18. The French Revolution saw the overthrow and eventual execution of Louis XVI of France in 1793
Following costly failure in the Seven Years’ War, which saw the loss of France’s North American colonies, the royal family grew increasingly unpopular domestically. Whilst Louis XIV had emboldened the people and overseen great victories, Louis XV presided over general decline and was widely mocked for his sexual excesses. Following his passing in 1774, the reign of his grandson, Louis XVI, only served to worsen the situation. Bankrupting the nation aiding the Americans in their War of Independence whilst simultaneously failing to embrace the Industrial Revolution, he was eventually forced to accept radical political reforms in a desperate bid to maintain power.

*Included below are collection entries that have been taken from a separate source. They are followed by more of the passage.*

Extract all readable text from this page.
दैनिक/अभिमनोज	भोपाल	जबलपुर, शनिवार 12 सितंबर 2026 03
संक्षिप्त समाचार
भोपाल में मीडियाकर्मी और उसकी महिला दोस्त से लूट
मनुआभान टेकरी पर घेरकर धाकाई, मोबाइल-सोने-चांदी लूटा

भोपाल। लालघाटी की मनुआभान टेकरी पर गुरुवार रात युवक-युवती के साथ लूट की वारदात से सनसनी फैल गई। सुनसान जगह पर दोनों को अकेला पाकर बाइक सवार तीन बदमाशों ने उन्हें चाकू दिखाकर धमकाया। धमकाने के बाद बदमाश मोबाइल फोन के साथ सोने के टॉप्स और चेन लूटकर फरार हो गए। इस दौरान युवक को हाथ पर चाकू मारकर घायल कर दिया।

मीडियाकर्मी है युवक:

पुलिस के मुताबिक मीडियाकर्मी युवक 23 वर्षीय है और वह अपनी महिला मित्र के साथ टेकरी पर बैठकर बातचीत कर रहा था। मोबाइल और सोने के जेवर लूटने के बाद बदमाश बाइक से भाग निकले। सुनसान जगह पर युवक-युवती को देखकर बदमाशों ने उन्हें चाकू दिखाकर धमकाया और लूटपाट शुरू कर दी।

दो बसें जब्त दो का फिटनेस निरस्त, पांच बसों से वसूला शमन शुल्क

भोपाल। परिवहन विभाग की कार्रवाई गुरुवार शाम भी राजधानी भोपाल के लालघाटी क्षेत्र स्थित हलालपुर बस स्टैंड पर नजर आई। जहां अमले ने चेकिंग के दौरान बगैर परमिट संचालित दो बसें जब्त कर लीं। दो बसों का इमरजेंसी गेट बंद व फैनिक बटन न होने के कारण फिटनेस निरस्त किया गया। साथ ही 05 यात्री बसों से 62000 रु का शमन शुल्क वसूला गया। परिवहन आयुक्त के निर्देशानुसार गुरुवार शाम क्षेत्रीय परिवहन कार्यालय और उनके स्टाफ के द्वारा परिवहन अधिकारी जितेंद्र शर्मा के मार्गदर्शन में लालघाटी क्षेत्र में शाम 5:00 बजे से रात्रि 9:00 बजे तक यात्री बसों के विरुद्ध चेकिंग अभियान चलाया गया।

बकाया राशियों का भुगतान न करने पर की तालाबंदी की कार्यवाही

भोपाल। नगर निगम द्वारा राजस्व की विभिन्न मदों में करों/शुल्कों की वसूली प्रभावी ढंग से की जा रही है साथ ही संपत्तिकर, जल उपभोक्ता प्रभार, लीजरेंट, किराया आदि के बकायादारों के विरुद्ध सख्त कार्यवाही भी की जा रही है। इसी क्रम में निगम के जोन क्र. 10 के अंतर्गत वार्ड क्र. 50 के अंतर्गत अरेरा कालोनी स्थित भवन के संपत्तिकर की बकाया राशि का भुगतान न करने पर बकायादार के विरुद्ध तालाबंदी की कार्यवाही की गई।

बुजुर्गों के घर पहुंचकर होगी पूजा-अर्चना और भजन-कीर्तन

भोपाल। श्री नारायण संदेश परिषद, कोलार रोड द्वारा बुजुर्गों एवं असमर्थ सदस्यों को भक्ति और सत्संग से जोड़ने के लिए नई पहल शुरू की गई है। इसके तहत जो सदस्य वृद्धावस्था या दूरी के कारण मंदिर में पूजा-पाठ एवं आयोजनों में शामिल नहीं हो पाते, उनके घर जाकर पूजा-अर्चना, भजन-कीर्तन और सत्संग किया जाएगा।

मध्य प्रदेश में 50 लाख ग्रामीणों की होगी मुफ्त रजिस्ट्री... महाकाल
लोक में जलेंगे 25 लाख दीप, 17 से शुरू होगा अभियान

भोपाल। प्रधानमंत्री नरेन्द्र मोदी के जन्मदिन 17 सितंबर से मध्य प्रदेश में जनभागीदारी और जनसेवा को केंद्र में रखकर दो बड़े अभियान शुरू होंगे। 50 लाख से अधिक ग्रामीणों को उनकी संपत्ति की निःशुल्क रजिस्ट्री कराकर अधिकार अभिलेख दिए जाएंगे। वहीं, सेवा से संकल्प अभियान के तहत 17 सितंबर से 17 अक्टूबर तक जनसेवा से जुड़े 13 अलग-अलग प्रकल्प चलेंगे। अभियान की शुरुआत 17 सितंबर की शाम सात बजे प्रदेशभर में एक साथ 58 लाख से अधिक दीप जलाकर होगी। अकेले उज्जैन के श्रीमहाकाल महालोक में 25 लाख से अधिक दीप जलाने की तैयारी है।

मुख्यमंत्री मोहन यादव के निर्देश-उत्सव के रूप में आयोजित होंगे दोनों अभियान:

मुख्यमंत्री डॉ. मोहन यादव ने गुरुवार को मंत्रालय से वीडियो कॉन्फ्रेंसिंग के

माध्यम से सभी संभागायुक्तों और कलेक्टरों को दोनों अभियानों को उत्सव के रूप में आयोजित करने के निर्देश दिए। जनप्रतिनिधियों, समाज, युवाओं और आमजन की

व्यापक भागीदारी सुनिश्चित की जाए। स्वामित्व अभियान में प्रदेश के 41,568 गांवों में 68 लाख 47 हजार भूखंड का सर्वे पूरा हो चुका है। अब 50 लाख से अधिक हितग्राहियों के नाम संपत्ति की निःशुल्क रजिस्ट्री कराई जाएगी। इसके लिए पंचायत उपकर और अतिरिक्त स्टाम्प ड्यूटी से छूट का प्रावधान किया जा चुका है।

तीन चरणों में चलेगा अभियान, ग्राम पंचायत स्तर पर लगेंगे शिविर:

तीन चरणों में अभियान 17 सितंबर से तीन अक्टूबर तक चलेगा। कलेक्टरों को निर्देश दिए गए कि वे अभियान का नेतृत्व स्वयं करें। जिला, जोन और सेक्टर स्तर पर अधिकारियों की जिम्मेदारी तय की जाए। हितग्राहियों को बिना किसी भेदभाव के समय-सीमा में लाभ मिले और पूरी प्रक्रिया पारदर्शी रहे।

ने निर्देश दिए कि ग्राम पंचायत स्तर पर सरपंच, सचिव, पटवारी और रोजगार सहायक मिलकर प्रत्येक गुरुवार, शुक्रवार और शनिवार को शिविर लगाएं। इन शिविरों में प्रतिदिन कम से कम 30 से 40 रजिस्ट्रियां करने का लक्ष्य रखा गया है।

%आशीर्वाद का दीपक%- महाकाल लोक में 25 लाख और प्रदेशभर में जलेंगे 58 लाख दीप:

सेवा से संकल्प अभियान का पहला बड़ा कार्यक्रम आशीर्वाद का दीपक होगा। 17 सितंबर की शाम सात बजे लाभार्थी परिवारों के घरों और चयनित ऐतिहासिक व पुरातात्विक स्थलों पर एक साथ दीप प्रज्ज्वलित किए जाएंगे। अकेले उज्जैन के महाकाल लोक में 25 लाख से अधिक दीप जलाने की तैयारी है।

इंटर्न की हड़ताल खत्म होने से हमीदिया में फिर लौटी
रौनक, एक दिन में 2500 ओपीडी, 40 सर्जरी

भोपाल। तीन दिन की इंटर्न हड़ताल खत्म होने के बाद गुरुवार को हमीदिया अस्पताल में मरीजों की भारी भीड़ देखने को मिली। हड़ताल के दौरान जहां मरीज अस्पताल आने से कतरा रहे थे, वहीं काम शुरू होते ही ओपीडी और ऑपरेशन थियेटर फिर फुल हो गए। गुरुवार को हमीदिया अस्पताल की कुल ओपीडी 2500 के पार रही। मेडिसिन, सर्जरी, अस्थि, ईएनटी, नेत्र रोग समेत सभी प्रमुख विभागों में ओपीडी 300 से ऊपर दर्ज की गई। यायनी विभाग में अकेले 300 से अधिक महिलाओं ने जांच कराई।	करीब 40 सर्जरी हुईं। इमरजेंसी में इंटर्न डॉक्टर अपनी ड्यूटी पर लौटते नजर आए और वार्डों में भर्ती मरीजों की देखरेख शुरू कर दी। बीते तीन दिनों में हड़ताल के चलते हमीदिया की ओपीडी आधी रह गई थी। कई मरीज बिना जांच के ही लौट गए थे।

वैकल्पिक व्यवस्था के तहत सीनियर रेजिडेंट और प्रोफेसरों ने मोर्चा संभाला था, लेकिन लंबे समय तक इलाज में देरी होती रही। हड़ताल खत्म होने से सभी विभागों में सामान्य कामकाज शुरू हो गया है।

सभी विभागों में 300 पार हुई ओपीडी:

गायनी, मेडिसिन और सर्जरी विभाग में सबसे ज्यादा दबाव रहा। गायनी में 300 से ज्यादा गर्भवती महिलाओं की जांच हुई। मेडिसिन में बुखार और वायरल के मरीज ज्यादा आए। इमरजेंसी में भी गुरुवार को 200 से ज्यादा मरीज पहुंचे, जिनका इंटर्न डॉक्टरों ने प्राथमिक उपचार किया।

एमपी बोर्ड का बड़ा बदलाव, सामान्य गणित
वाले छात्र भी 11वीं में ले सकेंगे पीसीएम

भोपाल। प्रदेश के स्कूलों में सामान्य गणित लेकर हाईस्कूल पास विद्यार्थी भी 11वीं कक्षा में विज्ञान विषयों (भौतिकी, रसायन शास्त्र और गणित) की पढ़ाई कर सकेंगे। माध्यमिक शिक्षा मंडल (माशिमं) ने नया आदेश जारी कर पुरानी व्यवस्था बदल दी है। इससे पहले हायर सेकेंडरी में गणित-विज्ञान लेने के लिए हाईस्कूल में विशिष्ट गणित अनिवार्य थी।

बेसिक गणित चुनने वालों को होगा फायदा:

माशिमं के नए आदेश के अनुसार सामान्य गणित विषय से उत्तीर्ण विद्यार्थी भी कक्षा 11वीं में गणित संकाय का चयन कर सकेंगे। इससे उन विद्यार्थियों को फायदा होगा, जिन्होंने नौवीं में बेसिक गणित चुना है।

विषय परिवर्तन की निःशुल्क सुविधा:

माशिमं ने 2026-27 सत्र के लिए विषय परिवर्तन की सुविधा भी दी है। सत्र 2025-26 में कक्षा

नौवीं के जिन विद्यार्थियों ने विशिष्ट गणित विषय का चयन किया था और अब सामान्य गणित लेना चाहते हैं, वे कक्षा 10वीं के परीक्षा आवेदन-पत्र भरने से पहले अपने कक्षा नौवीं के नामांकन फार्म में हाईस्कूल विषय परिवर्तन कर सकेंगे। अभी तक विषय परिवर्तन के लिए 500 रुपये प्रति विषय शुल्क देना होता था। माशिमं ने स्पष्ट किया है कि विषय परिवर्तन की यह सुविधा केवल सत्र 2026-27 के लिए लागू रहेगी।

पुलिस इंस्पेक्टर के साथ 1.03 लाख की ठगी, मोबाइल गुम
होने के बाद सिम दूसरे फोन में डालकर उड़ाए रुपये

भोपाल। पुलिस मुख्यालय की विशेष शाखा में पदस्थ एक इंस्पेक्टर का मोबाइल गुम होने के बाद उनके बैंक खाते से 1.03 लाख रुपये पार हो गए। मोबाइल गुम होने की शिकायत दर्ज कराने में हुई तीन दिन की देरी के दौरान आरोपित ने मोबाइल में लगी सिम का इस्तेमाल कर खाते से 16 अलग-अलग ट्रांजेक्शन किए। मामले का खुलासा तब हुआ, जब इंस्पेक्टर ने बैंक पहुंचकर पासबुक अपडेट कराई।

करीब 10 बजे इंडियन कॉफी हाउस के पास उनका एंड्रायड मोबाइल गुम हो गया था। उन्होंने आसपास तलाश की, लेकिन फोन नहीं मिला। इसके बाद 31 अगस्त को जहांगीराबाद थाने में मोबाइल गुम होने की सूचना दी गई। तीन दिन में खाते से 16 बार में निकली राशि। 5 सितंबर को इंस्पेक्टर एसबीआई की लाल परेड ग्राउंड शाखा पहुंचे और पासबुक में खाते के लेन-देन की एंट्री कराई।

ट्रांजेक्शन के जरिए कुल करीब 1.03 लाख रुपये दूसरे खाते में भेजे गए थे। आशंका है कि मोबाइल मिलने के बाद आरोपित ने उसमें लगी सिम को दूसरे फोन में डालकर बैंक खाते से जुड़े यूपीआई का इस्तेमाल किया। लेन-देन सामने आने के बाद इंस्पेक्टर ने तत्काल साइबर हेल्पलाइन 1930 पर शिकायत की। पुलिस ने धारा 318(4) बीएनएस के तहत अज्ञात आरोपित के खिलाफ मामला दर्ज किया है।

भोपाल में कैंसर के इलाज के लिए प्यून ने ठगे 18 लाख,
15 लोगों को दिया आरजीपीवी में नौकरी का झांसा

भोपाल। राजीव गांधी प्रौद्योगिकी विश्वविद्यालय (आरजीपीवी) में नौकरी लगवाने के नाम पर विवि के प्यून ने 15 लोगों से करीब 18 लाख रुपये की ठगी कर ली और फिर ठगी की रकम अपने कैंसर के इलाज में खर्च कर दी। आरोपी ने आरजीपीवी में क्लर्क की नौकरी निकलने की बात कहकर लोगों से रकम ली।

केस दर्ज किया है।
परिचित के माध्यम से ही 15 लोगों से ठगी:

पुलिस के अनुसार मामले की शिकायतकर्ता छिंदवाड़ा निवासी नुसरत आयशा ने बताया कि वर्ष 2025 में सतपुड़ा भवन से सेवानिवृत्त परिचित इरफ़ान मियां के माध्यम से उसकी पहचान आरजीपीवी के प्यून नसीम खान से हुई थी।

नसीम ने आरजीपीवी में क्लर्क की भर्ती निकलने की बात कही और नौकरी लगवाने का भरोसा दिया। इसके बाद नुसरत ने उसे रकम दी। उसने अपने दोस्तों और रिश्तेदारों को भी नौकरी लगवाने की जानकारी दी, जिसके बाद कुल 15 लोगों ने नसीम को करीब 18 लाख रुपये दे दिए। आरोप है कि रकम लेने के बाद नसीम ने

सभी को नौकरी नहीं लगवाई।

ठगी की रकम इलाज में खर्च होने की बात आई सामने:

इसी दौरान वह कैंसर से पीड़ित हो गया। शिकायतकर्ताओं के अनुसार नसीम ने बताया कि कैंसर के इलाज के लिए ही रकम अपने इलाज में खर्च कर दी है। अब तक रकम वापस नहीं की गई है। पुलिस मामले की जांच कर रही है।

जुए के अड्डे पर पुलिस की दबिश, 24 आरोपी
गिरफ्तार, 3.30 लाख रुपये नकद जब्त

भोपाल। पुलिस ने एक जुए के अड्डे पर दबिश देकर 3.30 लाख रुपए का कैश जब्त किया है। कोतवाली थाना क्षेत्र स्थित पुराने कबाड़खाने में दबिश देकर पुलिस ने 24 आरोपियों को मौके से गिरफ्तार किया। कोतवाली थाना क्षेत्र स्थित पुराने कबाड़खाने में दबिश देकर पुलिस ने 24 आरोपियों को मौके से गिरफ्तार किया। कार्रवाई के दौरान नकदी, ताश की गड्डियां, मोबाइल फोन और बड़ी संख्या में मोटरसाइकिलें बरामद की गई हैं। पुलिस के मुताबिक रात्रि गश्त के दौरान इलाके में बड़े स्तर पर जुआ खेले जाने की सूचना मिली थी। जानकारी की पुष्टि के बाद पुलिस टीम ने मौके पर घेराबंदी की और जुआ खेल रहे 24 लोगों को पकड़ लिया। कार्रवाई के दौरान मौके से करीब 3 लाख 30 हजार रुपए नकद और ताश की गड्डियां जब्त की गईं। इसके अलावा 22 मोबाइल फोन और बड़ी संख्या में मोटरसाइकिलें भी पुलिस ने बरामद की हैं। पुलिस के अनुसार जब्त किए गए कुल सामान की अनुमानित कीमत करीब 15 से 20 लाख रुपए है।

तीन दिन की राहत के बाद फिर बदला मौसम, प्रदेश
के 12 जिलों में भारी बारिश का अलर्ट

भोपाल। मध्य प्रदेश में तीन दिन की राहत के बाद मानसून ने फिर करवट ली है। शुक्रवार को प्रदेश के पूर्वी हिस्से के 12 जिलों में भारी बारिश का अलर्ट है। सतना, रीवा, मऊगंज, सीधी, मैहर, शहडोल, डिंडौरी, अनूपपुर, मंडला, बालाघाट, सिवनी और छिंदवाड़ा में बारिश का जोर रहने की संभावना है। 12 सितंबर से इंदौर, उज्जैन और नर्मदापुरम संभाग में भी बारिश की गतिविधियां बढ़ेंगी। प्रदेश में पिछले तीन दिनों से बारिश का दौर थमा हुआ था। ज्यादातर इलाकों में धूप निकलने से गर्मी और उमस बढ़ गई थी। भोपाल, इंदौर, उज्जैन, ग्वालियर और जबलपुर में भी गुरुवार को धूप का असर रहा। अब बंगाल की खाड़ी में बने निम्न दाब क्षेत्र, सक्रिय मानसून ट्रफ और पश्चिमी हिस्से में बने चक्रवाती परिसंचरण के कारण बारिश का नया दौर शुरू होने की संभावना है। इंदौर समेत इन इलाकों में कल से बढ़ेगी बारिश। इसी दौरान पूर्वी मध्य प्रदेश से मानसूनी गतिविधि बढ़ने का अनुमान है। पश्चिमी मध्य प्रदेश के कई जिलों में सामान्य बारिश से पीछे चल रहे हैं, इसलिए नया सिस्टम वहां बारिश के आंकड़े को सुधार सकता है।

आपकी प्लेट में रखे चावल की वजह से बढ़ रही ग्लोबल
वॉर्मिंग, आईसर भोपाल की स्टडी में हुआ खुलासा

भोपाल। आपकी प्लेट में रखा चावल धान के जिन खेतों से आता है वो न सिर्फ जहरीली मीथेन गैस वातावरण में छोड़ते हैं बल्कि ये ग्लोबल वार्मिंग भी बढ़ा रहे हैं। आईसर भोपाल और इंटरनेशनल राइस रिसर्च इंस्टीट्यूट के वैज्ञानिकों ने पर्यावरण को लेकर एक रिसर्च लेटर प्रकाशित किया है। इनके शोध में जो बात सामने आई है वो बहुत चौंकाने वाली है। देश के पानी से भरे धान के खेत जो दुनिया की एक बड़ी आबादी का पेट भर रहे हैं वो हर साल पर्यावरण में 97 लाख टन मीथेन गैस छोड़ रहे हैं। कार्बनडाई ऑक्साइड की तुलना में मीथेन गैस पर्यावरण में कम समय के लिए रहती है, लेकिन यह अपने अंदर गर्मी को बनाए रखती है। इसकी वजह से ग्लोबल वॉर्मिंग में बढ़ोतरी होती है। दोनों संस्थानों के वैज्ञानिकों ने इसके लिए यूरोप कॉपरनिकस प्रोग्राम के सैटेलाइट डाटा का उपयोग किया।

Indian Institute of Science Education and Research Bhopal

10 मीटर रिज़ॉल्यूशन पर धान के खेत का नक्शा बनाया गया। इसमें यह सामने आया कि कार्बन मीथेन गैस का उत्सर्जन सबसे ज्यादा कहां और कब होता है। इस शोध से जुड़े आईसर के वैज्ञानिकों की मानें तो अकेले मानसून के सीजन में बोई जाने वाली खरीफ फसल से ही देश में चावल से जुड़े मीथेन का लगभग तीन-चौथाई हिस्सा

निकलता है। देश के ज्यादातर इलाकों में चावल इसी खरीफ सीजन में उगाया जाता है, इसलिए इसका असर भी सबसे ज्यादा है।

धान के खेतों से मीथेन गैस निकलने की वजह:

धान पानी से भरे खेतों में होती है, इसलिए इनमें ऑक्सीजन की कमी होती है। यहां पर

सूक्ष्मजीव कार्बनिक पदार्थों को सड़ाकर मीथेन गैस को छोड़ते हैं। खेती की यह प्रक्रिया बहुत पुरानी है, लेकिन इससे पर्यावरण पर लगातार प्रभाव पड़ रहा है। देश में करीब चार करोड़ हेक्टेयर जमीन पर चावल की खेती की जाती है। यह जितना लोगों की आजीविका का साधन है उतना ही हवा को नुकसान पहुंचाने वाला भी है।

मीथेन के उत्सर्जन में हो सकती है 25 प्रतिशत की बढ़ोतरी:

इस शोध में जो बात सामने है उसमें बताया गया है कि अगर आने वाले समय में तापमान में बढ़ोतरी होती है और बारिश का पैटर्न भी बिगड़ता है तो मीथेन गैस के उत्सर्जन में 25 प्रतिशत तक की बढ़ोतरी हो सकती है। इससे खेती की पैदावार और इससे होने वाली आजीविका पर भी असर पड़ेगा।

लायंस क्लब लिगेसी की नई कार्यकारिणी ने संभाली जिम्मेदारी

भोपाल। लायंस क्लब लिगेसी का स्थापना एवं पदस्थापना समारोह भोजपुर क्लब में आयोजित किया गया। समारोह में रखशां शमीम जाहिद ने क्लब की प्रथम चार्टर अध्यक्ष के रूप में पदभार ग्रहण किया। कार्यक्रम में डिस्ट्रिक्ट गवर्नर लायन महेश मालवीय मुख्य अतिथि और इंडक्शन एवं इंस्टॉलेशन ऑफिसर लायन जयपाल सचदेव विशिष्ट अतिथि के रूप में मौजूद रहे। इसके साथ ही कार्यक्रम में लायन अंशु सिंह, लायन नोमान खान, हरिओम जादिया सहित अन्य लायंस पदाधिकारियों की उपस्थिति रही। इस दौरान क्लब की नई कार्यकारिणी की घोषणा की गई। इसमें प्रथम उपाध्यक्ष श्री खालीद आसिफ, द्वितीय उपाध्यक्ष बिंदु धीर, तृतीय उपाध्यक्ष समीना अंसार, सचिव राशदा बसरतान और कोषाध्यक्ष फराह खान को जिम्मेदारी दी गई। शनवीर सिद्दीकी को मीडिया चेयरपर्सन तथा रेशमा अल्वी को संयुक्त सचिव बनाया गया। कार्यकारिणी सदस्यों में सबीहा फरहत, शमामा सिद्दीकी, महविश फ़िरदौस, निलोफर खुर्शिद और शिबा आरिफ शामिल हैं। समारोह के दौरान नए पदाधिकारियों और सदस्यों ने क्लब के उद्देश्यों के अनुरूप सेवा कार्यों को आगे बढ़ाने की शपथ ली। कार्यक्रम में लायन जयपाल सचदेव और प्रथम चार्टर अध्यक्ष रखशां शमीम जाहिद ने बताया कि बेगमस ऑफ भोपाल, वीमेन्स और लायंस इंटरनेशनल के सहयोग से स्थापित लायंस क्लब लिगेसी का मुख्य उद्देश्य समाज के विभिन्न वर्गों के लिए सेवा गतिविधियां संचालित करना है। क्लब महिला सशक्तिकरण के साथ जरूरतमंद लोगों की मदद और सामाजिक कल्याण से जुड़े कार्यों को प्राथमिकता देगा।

Upsetting the nobility, Louis sought to roll back these changes. However, by 1789, following a harsh winter resulting in food shortages, the French people had endured enough. Launching the French Revolution, first the feudal privileges of the Ancien Régime were torn down before, in 1791, the absolute monarchy that had ruled France for 948 years was limited to a constitutional function. Insufficient to satisfy public anger and discontent, on September 21, 1792, the French First Republic was proclaimed, followed swiftly by the execution of Louis XVI on January 21, 1793. Spawning the “Reign of Terror” under the Directory, France would endure twenty-five years of reform and dictatorship before the eventual restoration of its monarchy in 1815.